No fact on record has been brought to our notice from which it can be inferred that the Corporation suffered any loss on account of absence of the petitioner. 15. In view of the above-said fact, we find that the punishment of removal from service imposed upon by the petitioner is harsh, wholly disproportionate to the misconduct proved against the petitioner and consequently we modify the order of punishment to that of voluntary retirement, being one of the rare cases which warrant interference by this Court. However, such order of voluntary retirement is subject to payment of Rs. 1 lac as costs of inquiry proceedings.
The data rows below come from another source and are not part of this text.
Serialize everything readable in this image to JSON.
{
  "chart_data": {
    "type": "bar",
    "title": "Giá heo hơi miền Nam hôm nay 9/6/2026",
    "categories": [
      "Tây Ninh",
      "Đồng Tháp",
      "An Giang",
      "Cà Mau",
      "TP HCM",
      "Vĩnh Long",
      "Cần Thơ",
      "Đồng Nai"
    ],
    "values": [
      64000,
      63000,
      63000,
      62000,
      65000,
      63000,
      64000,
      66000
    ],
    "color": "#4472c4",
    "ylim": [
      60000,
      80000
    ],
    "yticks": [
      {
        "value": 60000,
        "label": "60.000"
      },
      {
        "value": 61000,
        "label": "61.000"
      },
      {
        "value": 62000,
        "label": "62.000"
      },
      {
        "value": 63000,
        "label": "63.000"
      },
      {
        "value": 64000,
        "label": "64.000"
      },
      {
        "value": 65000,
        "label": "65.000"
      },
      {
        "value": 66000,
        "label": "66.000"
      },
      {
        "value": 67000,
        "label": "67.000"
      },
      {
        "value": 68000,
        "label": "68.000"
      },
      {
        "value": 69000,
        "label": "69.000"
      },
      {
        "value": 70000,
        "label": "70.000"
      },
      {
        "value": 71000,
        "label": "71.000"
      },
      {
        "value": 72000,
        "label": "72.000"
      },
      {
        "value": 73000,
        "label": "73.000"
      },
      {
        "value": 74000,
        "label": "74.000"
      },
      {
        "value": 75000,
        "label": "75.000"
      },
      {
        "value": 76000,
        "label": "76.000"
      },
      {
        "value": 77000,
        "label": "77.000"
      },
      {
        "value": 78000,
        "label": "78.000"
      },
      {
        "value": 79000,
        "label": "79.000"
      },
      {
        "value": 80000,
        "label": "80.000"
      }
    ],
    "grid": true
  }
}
Learned Counsel for the petitioner has consented to the order of costs of inquiry proceedings but stated that such costs be recovered / adjusted out of the retiral benefits payable to the petitioner. 16. In view of the above, we set aside the order dated 3.12.2005, Annexure P-20, so as to substitute the order of punishment of removal from service to that of voluntary retirement from 03.12.2005. The period from 31-05-1997 to 02.12.2005 shall be treated as the dies non period. The Civil Writ Petition No. 2846 of 2006 [9] respondents shall release the retiral benefits in accordance with law after adjusting Rs. 1 lac out of such pensionary benefits payable to the petitioner.